Prontos para expandir

Se considerada a história somente da Futurazy, criada em 2021, a empresa se mantém trabalhando em 10 mil hectares. A fazenda de Tabaporã tem 40 mil hectares, mas está no bioma amazônico, por isso apenas 20% da área pode ser utilizada e a empresa abriu somente 8%.

O foco foi a transformação de pastagens em lavouras de grãos e também a melhoria do pasto para uma pecuária mais intensiva. O grupo trabalha com semi-confinamento, na chamada Terminação Intensiva a Pasto (TIP) e com Recria Intensiva a Pasto (RIP).

Simionato calcula que, desde a criação da empresa já tenha conseguido multiplicar por cinco o faturamento. A receita líquida estimada para a safra 2024/2025 é de cerca de R$ 100 milhões.

O sócio da Futurazy diz que o último ano foi “para ajeitar a casa”. Em função do ciclo de baixa das commodities, o grupo preferiu não expandir áreas de cultivo e apenas ter foco na organização da empresa e na preparação para um crescimento futuro.

“A gente acredita que sempre nas crises tem as oportunidades. Então, acredito que esse ano e no próximo, devem aparecer algumas coisas interessantes, coisas boas. Nós vemos um problema muito grande no Mato Grosso, hoje, de sucessão”, explicou.

Ele diz que muitos proprietários de fazendas em Mato Grosso acabam optando por vender ou arrendar suas terras “não por necessidade, não por desejo, mas porque não tem ninguém pra perpetuar (o negócio)”.

É diferente da família Scheffer, em que desde cedo todos já participavam da administração das fazendas e mostram que estão dispostos a seguir expandindo o legado.

Neste cenário, Simionato não descarta que ainda em 2025 possam adquirir novas áreas, já que “conversas vêm ocorrendo e oportunidades estão aparecendo”.

O interesse por terras estaria em todo o estado de Mato Grosso e não em uma região específica. Ele prefere não revelar qual seria o plano estratégico e qual seria a meta de crescimento da Futurazy.

Uma das hipóteses, ele admite, é a verticalização, o que passaria por investimentos em usina de etanol ou esmagadora de soja, por exemplo.

Nas lavouras, a ideia é ampliar a produção de soja, milho e algodão. “A gente vê uma oportunidade, principalmente em algodão.
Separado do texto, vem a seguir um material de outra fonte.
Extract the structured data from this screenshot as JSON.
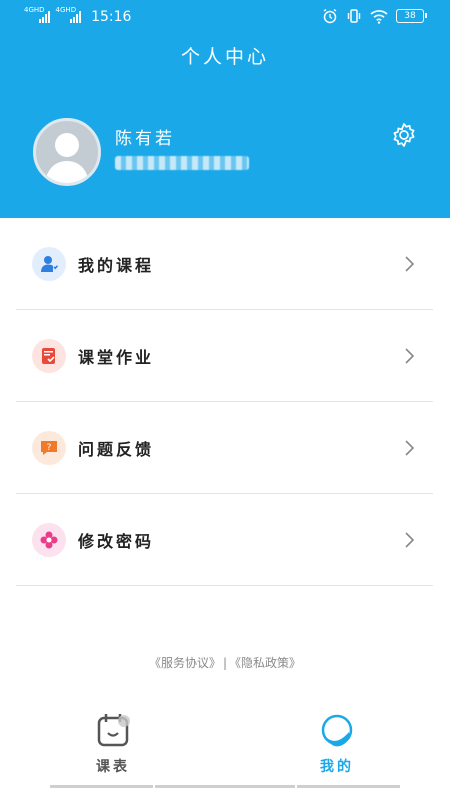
{
  "status_bar": {
    "signal1": "4GHD",
    "signal2": "4GHD",
    "time": "15:16",
    "battery": "38"
  },
  "header": {
    "title": "个人中心"
  },
  "profile": {
    "name": "陈有若"
  },
  "menu": {
    "items": [
      {
        "label": "我的课程",
        "icon": "user-course-icon",
        "color": "#2f7fe0"
      },
      {
        "label": "课堂作业",
        "icon": "homework-icon",
        "color": "#e9493a"
      },
      {
        "label": "问题反馈",
        "icon": "feedback-icon",
        "color": "#f07a2a"
      },
      {
        "label": "修改密码",
        "icon": "flower-lock-icon",
        "color": "#ea3c8a"
      }
    ]
  },
  "footer": {
    "agreement": "《服务协议》",
    "divider": "|",
    "privacy": "《隐私政策》"
  },
  "tabs": {
    "schedule": "课表",
    "mine": "我的"
  },
  "colors": {
    "brand": "#1ba8e8",
    "tab_inactive": "#555555",
    "tab_active": "#1ba8e8"
  }
}
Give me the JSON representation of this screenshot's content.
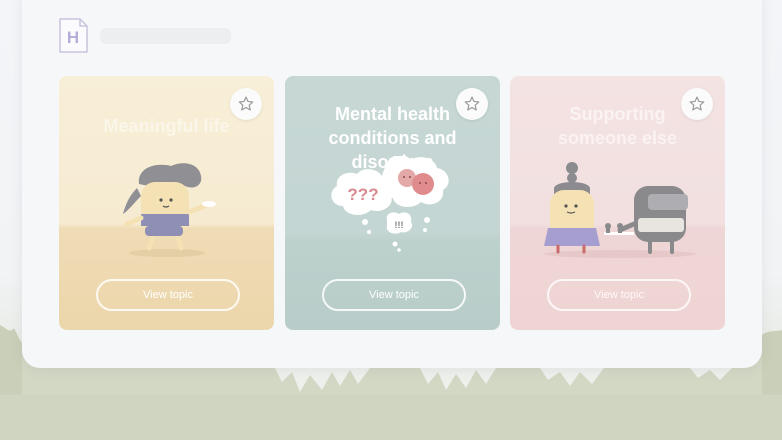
{
  "app": {
    "logo_letter": "H",
    "header_placeholder": ""
  },
  "cards": [
    {
      "title": "Meaningful life",
      "button_label": "View topic",
      "star_icon": "star-outline-icon"
    },
    {
      "title": "Mental health conditions and disorders",
      "title_line1": "Mental health",
      "title_line2": "conditions and disorders",
      "button_label": "View topic",
      "star_icon": "star-outline-icon",
      "thought_text_1": "???",
      "thought_text_2": "!!!"
    },
    {
      "title": "Supporting someone else",
      "title_line1": "Supporting",
      "title_line2": "someone else",
      "button_label": "View topic",
      "star_icon": "star-outline-icon"
    }
  ],
  "colors": {
    "accent": "#8a7bc0",
    "card_1_bg": "#f8efd8",
    "card_2_bg": "#c6d7d4",
    "card_3_bg": "#f4e3e3"
  }
}
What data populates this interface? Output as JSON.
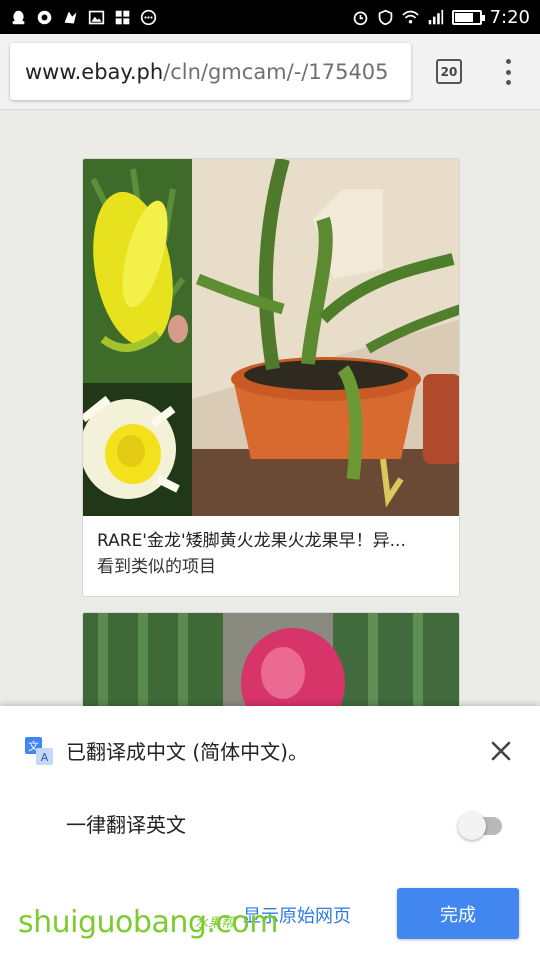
{
  "status_bar": {
    "time": "7:20"
  },
  "browser": {
    "url_host": "www.ebay.ph",
    "url_path": "/cln/gmcam/-/175405",
    "tab_count": "20"
  },
  "listings": [
    {
      "title": "RARE'金龙'矮脚黄火龙果火龙果早！异...",
      "subtitle": "看到类似的项目"
    }
  ],
  "translate_bar": {
    "message": "已翻译成中文 (简体中文)。",
    "option_label": "一律翻译英文",
    "option_on": false,
    "show_original_label": "显示原始网页",
    "done_label": "完成"
  },
  "watermark": {
    "text": "shuiguobang.com",
    "small_text": "水果帮"
  },
  "colors": {
    "accent": "#4287f0",
    "link": "#2f7be0",
    "watermark": "#7ccc2e"
  }
}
Mas a gente não esquece um pouco da nossa raiz, que é a pecuária”.

Segundo Rafael, foi o seu sogro, Fernando Maggi Scheffer, que ajudou a implementar a operação de pecuária da Bom Futuro e uma das cunhadas é zootecnista, por isso devem seguir fortes no negócio de bovinos.

Ele diz que a expansão será feita com “paciência”, criticando metas que muitas vezes levam empresários a fechar negócios em que “se perde a racionalidade”. A expansão que alguns fizeram com arrendamentos de terra caríssimos, no período da disparada de preços das commodities, seria um exemplo, na visão dele, dessas decisões equivocadas.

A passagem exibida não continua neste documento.